Financial Holding Company Election

Provided that a BHC and its depository institution subsidiaries are well capitalized, well managed, and have earned satisfactory Community Reinvestment Act (CRA) ratings, the BHC may file an election to be an FHC. The new FHC may then engage in activities that are “financial in nature or incidental to a financial activity.” The Bank Holding Company Act provides that the Board must define as financial or incidental to financial activity certain activities, such as lending and investing for others, safeguarding financial assets (other than money or securities), providing transfer services for money, and facilitating financial transactions for the accounts of third parties. With a few exceptions, an FHC also may generally engage in or acquire companies participating in the following categories of activities without prior approval by or prior notice to the Board.

  • Pre-1999 Board determinations or regulatory approval. Pursuant to regulation, FHCs may engage in the Permitted Activities listed above. Further, activities that the Board approved before 1999 are permitted. Examples include providing administrative services to mutual funds, check-cashing and wire transmissions, and real estate title abstracting.
  • Activities permitted under the Bank Holding Company Act. Examples of these permitted activities include custody, underwriting and market making in securities, full service insurance sales, and investment advisory services.
  • Activities determined to be financial in nature or incidental to financial activities. Acting as a finder between buyers and sellers of products for transactions that the parties negotiate among themselves is the only activity identified in this category thus far in the regulation. An example of a finder service is hosting an electronic marketplace on the FHC’s website by providing hyperlinks to websites of third parties.

Note that FHCs must provide post-transaction notice to the Board within 30 days after commencing any of the above activities.

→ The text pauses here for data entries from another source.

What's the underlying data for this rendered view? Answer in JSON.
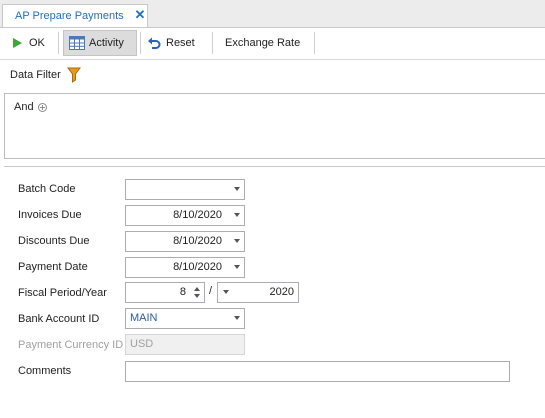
{
  "tab": {
    "title": "AP Prepare Payments",
    "close_glyph": "✕"
  },
  "toolbar": {
    "ok_label": "OK",
    "activity_label": "Activity",
    "reset_label": "Reset",
    "exchange_rate_label": "Exchange Rate"
  },
  "filter": {
    "label": "Data Filter",
    "and_label": "And"
  },
  "form": {
    "batch_code": {
      "label": "Batch Code",
      "value": ""
    },
    "invoices_due": {
      "label": "Invoices Due",
      "value": "8/10/2020"
    },
    "discounts_due": {
      "label": "Discounts Due",
      "value": "8/10/2020"
    },
    "payment_date": {
      "label": "Payment Date",
      "value": "8/10/2020"
    },
    "fiscal": {
      "label": "Fiscal Period/Year",
      "period": "8",
      "separator": "/",
      "year": "2020"
    },
    "bank_account": {
      "label": "Bank Account ID",
      "value": "MAIN"
    },
    "payment_currency": {
      "label": "Payment Currency ID",
      "value": "USD"
    },
    "comments": {
      "label": "Comments",
      "value": ""
    }
  },
  "colors": {
    "accent": "#1f6fc1",
    "ok_green": "#3aa832",
    "filter_orange": "#e89a1c",
    "link_blue": "#2a5aa8"
  }
}
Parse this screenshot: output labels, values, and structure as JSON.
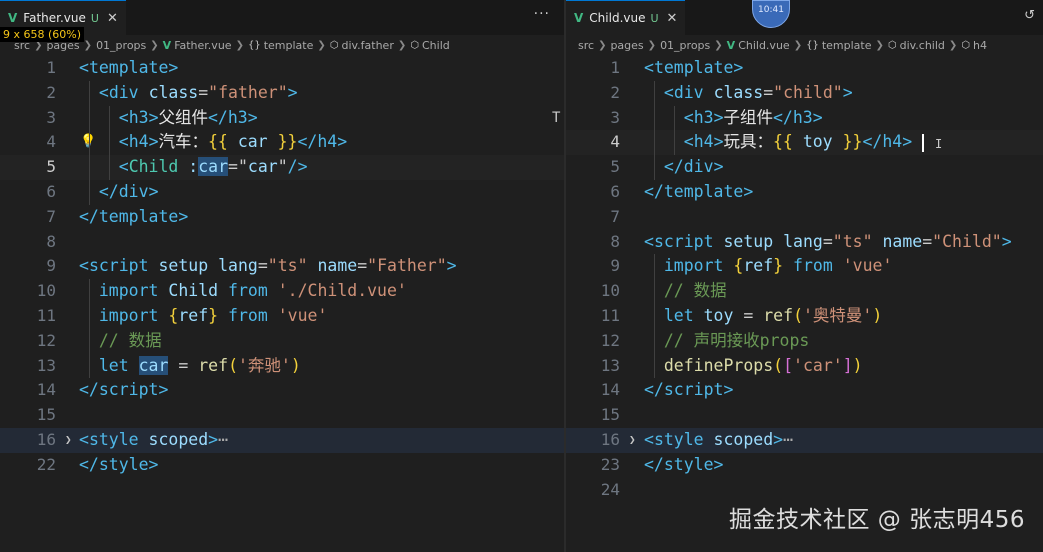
{
  "overlay_badge": "9 x 658 (60%)",
  "timer_badge": "10:41",
  "watermark": "掘金技术社区 @ 张志明456",
  "left": {
    "tab": {
      "filename": "Father.vue",
      "status": "U"
    },
    "breadcrumb": [
      "src",
      "pages",
      "01_props",
      "Father.vue",
      "template",
      "div.father",
      "Child"
    ],
    "lines": [
      {
        "n": "1",
        "t": [
          [
            "tag",
            "<"
          ],
          [
            "tn",
            "template"
          ],
          [
            "tag",
            ">"
          ]
        ]
      },
      {
        "n": "2",
        "t": [
          [
            "op",
            "  "
          ],
          [
            "tag",
            "<"
          ],
          [
            "tn",
            "div"
          ],
          [
            "op",
            " "
          ],
          [
            "attr",
            "class"
          ],
          [
            "op",
            "="
          ],
          [
            "str",
            "\"father\""
          ],
          [
            "tag",
            ">"
          ]
        ]
      },
      {
        "n": "3",
        "t": [
          [
            "op",
            "    "
          ],
          [
            "tag",
            "<"
          ],
          [
            "tn",
            "h3"
          ],
          [
            "tag",
            ">"
          ],
          [
            "text",
            "父组件"
          ],
          [
            "tag",
            "</"
          ],
          [
            "tn",
            "h3"
          ],
          [
            "tag",
            ">"
          ]
        ]
      },
      {
        "n": "4",
        "t": [
          [
            "op",
            "    "
          ],
          [
            "tag",
            "<"
          ],
          [
            "tn",
            "h4"
          ],
          [
            "tag",
            ">"
          ],
          [
            "text",
            "汽车："
          ],
          [
            "br",
            "{{"
          ],
          [
            "op",
            " "
          ],
          [
            "id",
            "car"
          ],
          [
            "op",
            " "
          ],
          [
            "br",
            "}}"
          ],
          [
            "tag",
            "</"
          ],
          [
            "tn",
            "h4"
          ],
          [
            "tag",
            ">"
          ]
        ]
      },
      {
        "n": "5",
        "t": [
          [
            "op",
            "    "
          ],
          [
            "tag",
            "<"
          ],
          [
            "comp",
            "Child"
          ],
          [
            "op",
            " "
          ],
          [
            "attr",
            ":"
          ],
          [
            "sel",
            "car"
          ],
          [
            "op",
            "="
          ],
          [
            "op",
            "\""
          ],
          [
            "id",
            "car"
          ],
          [
            "op",
            "\""
          ],
          [
            "tag",
            "/>"
          ]
        ]
      },
      {
        "n": "6",
        "t": [
          [
            "op",
            "  "
          ],
          [
            "tag",
            "</"
          ],
          [
            "tn",
            "div"
          ],
          [
            "tag",
            ">"
          ]
        ]
      },
      {
        "n": "7",
        "t": [
          [
            "tag",
            "</"
          ],
          [
            "tn",
            "template"
          ],
          [
            "tag",
            ">"
          ]
        ]
      },
      {
        "n": "8",
        "t": []
      },
      {
        "n": "9",
        "t": [
          [
            "tag",
            "<"
          ],
          [
            "tn",
            "script"
          ],
          [
            "op",
            " "
          ],
          [
            "attr",
            "setup"
          ],
          [
            "op",
            " "
          ],
          [
            "attr",
            "lang"
          ],
          [
            "op",
            "="
          ],
          [
            "str",
            "\"ts\""
          ],
          [
            "op",
            " "
          ],
          [
            "attr",
            "name"
          ],
          [
            "op",
            "="
          ],
          [
            "str",
            "\"Father\""
          ],
          [
            "tag",
            ">"
          ]
        ]
      },
      {
        "n": "10",
        "t": [
          [
            "op",
            "  "
          ],
          [
            "ctl",
            "import"
          ],
          [
            "op",
            " "
          ],
          [
            "id",
            "Child"
          ],
          [
            "op",
            " "
          ],
          [
            "ctl",
            "from"
          ],
          [
            "op",
            " "
          ],
          [
            "str",
            "'./Child.vue'"
          ]
        ]
      },
      {
        "n": "11",
        "t": [
          [
            "op",
            "  "
          ],
          [
            "ctl",
            "import"
          ],
          [
            "op",
            " "
          ],
          [
            "br",
            "{"
          ],
          [
            "id",
            "ref"
          ],
          [
            "br",
            "}"
          ],
          [
            "op",
            " "
          ],
          [
            "ctl",
            "from"
          ],
          [
            "op",
            " "
          ],
          [
            "str",
            "'vue'"
          ]
        ]
      },
      {
        "n": "12",
        "t": [
          [
            "op",
            "  "
          ],
          [
            "com",
            "// 数据"
          ]
        ]
      },
      {
        "n": "13",
        "t": [
          [
            "op",
            "  "
          ],
          [
            "kw",
            "let"
          ],
          [
            "op",
            " "
          ],
          [
            "sel",
            "car"
          ],
          [
            "op",
            " = "
          ],
          [
            "fn",
            "ref"
          ],
          [
            "br",
            "("
          ],
          [
            "str",
            "'奔驰'"
          ],
          [
            "br",
            ")"
          ]
        ]
      },
      {
        "n": "14",
        "t": [
          [
            "tag",
            "</"
          ],
          [
            "tn",
            "script"
          ],
          [
            "tag",
            ">"
          ]
        ]
      },
      {
        "n": "15",
        "t": []
      },
      {
        "n": "16",
        "t": [
          [
            "tag",
            "<"
          ],
          [
            "tn",
            "style"
          ],
          [
            "op",
            " "
          ],
          [
            "attr",
            "scoped"
          ],
          [
            "tag",
            ">"
          ],
          [
            "fold",
            "⋯"
          ]
        ]
      },
      {
        "n": "22",
        "t": [
          [
            "tag",
            "</"
          ],
          [
            "tn",
            "style"
          ],
          [
            "tag",
            ">"
          ]
        ]
      }
    ]
  },
  "right": {
    "tab": {
      "filename": "Child.vue",
      "status": "U"
    },
    "breadcrumb": [
      "src",
      "pages",
      "01_props",
      "Child.vue",
      "template",
      "div.child",
      "h4"
    ],
    "lines": [
      {
        "n": "1",
        "t": [
          [
            "tag",
            "<"
          ],
          [
            "tn",
            "template"
          ],
          [
            "tag",
            ">"
          ]
        ]
      },
      {
        "n": "2",
        "t": [
          [
            "op",
            "  "
          ],
          [
            "tag",
            "<"
          ],
          [
            "tn",
            "div"
          ],
          [
            "op",
            " "
          ],
          [
            "attr",
            "class"
          ],
          [
            "op",
            "="
          ],
          [
            "str",
            "\"child\""
          ],
          [
            "tag",
            ">"
          ]
        ]
      },
      {
        "n": "3",
        "t": [
          [
            "op",
            "    "
          ],
          [
            "tag",
            "<"
          ],
          [
            "tn",
            "h3"
          ],
          [
            "tag",
            ">"
          ],
          [
            "text",
            "子组件"
          ],
          [
            "tag",
            "</"
          ],
          [
            "tn",
            "h3"
          ],
          [
            "tag",
            ">"
          ]
        ]
      },
      {
        "n": "4",
        "t": [
          [
            "op",
            "    "
          ],
          [
            "tag",
            "<"
          ],
          [
            "tn",
            "h4"
          ],
          [
            "tag",
            ">"
          ],
          [
            "text",
            "玩具："
          ],
          [
            "br",
            "{{"
          ],
          [
            "op",
            " "
          ],
          [
            "id",
            "toy"
          ],
          [
            "op",
            " "
          ],
          [
            "br",
            "}}"
          ],
          [
            "tag",
            "</"
          ],
          [
            "tn",
            "h4"
          ],
          [
            "tag",
            ">"
          ]
        ]
      },
      {
        "n": "5",
        "t": [
          [
            "op",
            "  "
          ],
          [
            "tag",
            "</"
          ],
          [
            "tn",
            "div"
          ],
          [
            "tag",
            ">"
          ]
        ]
      },
      {
        "n": "6",
        "t": [
          [
            "tag",
            "</"
          ],
          [
            "tn",
            "template"
          ],
          [
            "tag",
            ">"
          ]
        ]
      },
      {
        "n": "7",
        "t": []
      },
      {
        "n": "8",
        "t": [
          [
            "tag",
            "<"
          ],
          [
            "tn",
            "script"
          ],
          [
            "op",
            " "
          ],
          [
            "attr",
            "setup"
          ],
          [
            "op",
            " "
          ],
          [
            "attr",
            "lang"
          ],
          [
            "op",
            "="
          ],
          [
            "str",
            "\"ts\""
          ],
          [
            "op",
            " "
          ],
          [
            "attr",
            "name"
          ],
          [
            "op",
            "="
          ],
          [
            "str",
            "\"Child\""
          ],
          [
            "tag",
            ">"
          ]
        ]
      },
      {
        "n": "9",
        "t": [
          [
            "op",
            "  "
          ],
          [
            "ctl",
            "import"
          ],
          [
            "op",
            " "
          ],
          [
            "br",
            "{"
          ],
          [
            "id",
            "ref"
          ],
          [
            "br",
            "}"
          ],
          [
            "op",
            " "
          ],
          [
            "ctl",
            "from"
          ],
          [
            "op",
            " "
          ],
          [
            "str",
            "'vue'"
          ]
        ]
      },
      {
        "n": "10",
        "t": [
          [
            "op",
            "  "
          ],
          [
            "com",
            "// 数据"
          ]
        ]
      },
      {
        "n": "11",
        "t": [
          [
            "op",
            "  "
          ],
          [
            "kw",
            "let"
          ],
          [
            "op",
            " "
          ],
          [
            "id",
            "toy"
          ],
          [
            "op",
            " = "
          ],
          [
            "fn",
            "ref"
          ],
          [
            "br",
            "("
          ],
          [
            "str",
            "'奥特曼'"
          ],
          [
            "br",
            ")"
          ]
        ]
      },
      {
        "n": "12",
        "t": [
          [
            "op",
            "  "
          ],
          [
            "com",
            "// 声明接收props"
          ]
        ]
      },
      {
        "n": "13",
        "t": [
          [
            "op",
            "  "
          ],
          [
            "fn",
            "defineProps"
          ],
          [
            "br",
            "("
          ],
          [
            "br2",
            "["
          ],
          [
            "str",
            "'car'"
          ],
          [
            "br2",
            "]"
          ],
          [
            "br",
            ")"
          ]
        ]
      },
      {
        "n": "14",
        "t": [
          [
            "tag",
            "</"
          ],
          [
            "tn",
            "script"
          ],
          [
            "tag",
            ">"
          ]
        ]
      },
      {
        "n": "15",
        "t": []
      },
      {
        "n": "16",
        "t": [
          [
            "tag",
            "<"
          ],
          [
            "tn",
            "style"
          ],
          [
            "op",
            " "
          ],
          [
            "attr",
            "scoped"
          ],
          [
            "tag",
            ">"
          ],
          [
            "fold",
            "⋯"
          ]
        ]
      },
      {
        "n": "23",
        "t": [
          [
            "tag",
            "</"
          ],
          [
            "tn",
            "style"
          ],
          [
            "tag",
            ">"
          ]
        ]
      },
      {
        "n": "24",
        "t": []
      }
    ]
  }
}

While the FHC election allows a BHC to greatly expand its activities, the election also presents some challenges. Transactions with affiliates are still limited because the Board is concerned about intra-group exposures, such as risk concentrations and servicing agreements. Further, any bank within an FHC structure must remain well capitalized and well managed and must maintain a satisfactory CRA rating. If the bank does not, the FHC will be subject to immediate corrective action. Continued noncompliance can result in the FHC being forced to cease any expanded activity allowed by the FHC election or to sell the bank. One should also consider the demands and costs associated with increased regulatory compliance for expanded activities. While these challenges may seem daunting, they may be outweighed by the opportunity to grow market share. Each BHC should make an individual determination as to whether the FHC structure is desirable.

Board Approvals

Both BHCs and FHCs may seek individual approval for other activities. For BHCs, the Board uses a public interest test to determine whether the proposed activity or transaction can be expected to produce benefits to the public (such as increased competition and gains in efficiency and convenience) that outweigh possible adverse effects (such as undue concentration of resources, conflicts of interest, unsound banking practices, and risk to the stability of the U.S. banking or financial system).

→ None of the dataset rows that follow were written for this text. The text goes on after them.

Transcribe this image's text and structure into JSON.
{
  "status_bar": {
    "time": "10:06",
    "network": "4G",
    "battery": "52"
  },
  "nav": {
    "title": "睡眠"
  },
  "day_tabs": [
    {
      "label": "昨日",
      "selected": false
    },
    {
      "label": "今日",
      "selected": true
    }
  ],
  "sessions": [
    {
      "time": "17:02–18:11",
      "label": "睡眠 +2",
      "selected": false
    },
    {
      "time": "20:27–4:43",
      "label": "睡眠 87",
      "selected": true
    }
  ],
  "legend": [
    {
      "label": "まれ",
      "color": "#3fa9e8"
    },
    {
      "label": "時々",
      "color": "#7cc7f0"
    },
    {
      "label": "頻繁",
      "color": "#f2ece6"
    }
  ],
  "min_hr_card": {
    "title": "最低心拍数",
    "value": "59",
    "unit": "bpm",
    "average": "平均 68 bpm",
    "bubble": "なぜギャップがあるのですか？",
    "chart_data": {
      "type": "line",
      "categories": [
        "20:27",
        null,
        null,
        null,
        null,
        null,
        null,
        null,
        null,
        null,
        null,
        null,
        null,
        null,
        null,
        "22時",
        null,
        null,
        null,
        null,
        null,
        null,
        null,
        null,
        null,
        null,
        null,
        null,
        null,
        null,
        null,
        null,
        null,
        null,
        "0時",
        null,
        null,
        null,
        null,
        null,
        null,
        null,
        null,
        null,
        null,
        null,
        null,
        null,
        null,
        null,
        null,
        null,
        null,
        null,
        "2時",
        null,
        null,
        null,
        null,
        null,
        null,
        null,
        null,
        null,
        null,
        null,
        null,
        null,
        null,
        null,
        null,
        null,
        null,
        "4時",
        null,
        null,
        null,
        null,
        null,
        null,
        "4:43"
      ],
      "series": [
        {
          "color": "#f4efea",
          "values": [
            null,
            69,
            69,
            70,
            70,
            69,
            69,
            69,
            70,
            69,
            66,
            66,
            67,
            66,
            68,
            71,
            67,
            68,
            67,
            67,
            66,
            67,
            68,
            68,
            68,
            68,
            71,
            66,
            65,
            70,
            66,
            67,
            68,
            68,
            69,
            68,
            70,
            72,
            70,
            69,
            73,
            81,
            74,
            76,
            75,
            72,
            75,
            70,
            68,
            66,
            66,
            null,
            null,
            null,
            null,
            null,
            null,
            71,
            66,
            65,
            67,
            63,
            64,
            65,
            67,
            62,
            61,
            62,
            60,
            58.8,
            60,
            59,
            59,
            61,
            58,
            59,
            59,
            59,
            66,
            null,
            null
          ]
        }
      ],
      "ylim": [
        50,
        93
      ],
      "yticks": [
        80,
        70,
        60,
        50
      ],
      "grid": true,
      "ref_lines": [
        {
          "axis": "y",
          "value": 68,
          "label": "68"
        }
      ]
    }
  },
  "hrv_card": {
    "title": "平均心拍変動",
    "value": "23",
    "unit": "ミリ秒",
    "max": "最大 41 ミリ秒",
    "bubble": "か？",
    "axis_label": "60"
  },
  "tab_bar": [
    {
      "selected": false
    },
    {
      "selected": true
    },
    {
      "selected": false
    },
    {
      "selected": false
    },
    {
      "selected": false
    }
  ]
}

For FHCs, the Board will consider the purposes of existing laws and changes in the marketplace in which FHCs compete. The Board will also consider changes in the technology for delivering financial services and whether the activity is necessary or appropriate to allow an FHC and its affiliates to compete effectively, use technology to efficiently deliver information and services, and offer customers available or emerging technology for using financial services.

Takeaway

The exemptions and permitted activities available to a BHC or FHC are complex. Further, activities related to insurance and securities require significant oversight, even when provided by third parties.